Brazil Maintains High Interest Rate at 15%, Standing Out Among Emerging Markets in 2025

Brazil's Central Bank keeps the Selic rate steady at 15%, contrasting with global rate cuts and maintaining one of the highest real interest rates worldwide in 2025.

    Key details

  • • Brazil maintains Selic rate at 15% for the fourth consecutive time, highest level since 2006.
  • • Brazil is the only BRICS nation that has not cut interest rates in 2025, contrasting with India, Russia, and China.
  • • Brazil holds the second-highest real interest rate globally, behind Turkey, after the US cut rates in 2025.
  • • Inflation in Brazil is within target range despite low November CPI; economic growth forecast is modest at 2%.
  • • The Central Bank cites economic uncertainty and inflation control as reasons for maintaining high interest rates without signaling cuts.

Brazil's Central Bank has decided to keep the Selic rate at 15% per year for the fourth consecutive time, reaffirming its stance in a unique position among emerging markets and within the G20. The Monetary Policy Committee (Copom) made the unanimous decision to sustain the current interest rate level, citing significant economic uncertainties that demand caution. This level, unchanged since June after being raised from 10.5% in May last year, marks one of the highest interest rates Brazil has held since July 2006.

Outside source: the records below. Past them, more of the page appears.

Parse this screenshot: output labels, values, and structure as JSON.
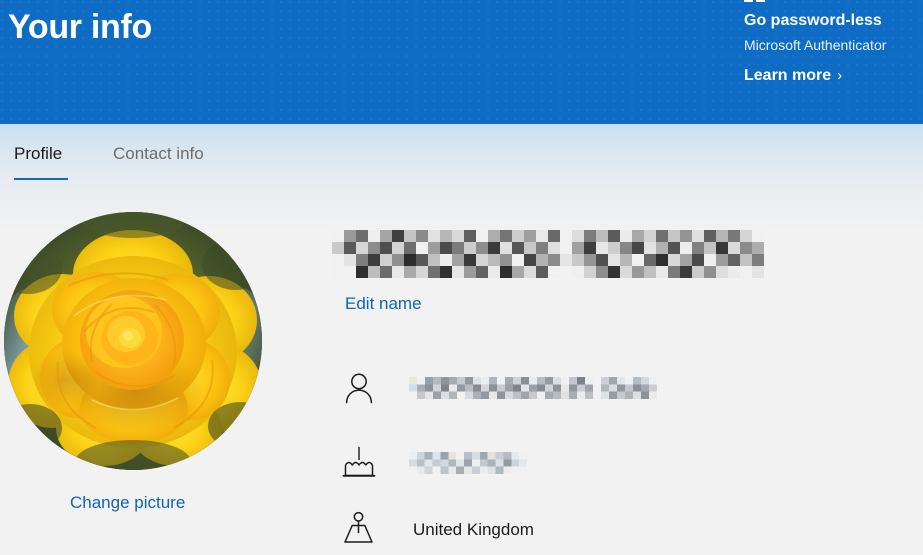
{
  "header": {
    "title": "Your info",
    "background_color": "#0e6cc4",
    "promo": {
      "icon": "authenticator-app-icon",
      "title": "Go password-less",
      "subtitle": "Microsoft Authenticator",
      "link_label": "Learn more",
      "link_chevron": "›"
    }
  },
  "tabs": [
    {
      "id": "profile",
      "label": "Profile",
      "selected": true,
      "accent_color": "#0f6cbd"
    },
    {
      "id": "contact-info",
      "label": "Contact info",
      "selected": false
    }
  ],
  "profile": {
    "avatar": {
      "icon": "profile-photo-yellow-rose",
      "description": "Yellow rose photograph",
      "shape": "circle"
    },
    "change_picture_label": "Change picture",
    "name": {
      "value": "",
      "redacted": true
    },
    "edit_name_label": "Edit name",
    "link_color": "#0f63b5",
    "rows": [
      {
        "id": "account",
        "icon": "person-icon",
        "value": "",
        "redacted": true
      },
      {
        "id": "birthday",
        "icon": "birthday-cake-icon",
        "value": "",
        "redacted": true
      },
      {
        "id": "country",
        "icon": "location-pin-icon",
        "value": "United Kingdom",
        "redacted": false
      }
    ]
  }
}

In contrast to Brazil's steady high rate, other leading economies among the BRICS and G20 have reduced theirs throughout 2025. India recently cut its rate from 5.50% to 5.25%, Russia trimmed its rate from 17% to 16.50% in October, and China lowered key lending rates to historic lows of 3% for one-year and 3.5% for five-year loans. Within the G20, only Japan and Brazil have maintained high rates without cuts this year. Other emerging economies such as Egypt, South Africa, UAE, and Saudi Arabia also implemented reductions in their reference rates.

Brazil’s choice to hold its interest rate high is in response to ongoing inflationary pressures and a resilient labor market. The Broad Consumer Price Index (IPCA) inflation was 0.18% in November — its lowest level for that month since 2018 — with an annual inflation rate of 4.46%, within the Central Bank's target tolerance of 3% ±1.5%. Despite the progress, inflation expectations remain a challenge, prompting the Bank to keep monetary policy tight.

The Central Bank projects Brazil’s GDP growth in 2025 at 2%, slightly lower than the market's expectation of 2.25%. The high interest rate acts as a tool to contain inflation by making credit more expensive, but at the cost of slowing economic growth. Additionally, a recent policy exempting income tax for individuals earning up to R$5,000 is forecasted to inject R$28 billion into the economy, potentially offering some relief.

Brazil currently holds the second-highest real interest rate in the world, behind only Turkey. This ranking is based on adjusted interest rates that account for inflation effects, with Brazil’s rate remaining significantly elevated relative to global peers. Meanwhile, the United States’ Federal Reserve cut its benchmark rates by 0.25 points to a range of 3.5%-3.75%, highlighting the divergent monetary approaches between the two largest economies.

The Central Bank has not indicated any timetable for future rate cuts, emphasizing the need to maintain the current level for a prolonged period to ensure inflation converges firmly to target. This cautious stance signals that Brazil prioritizes price stability amid economic uncertainties, even as other countries pursue rate reductions.

This article was synthesized and translated from native language sources to provide English-speaking readers with local perspectives.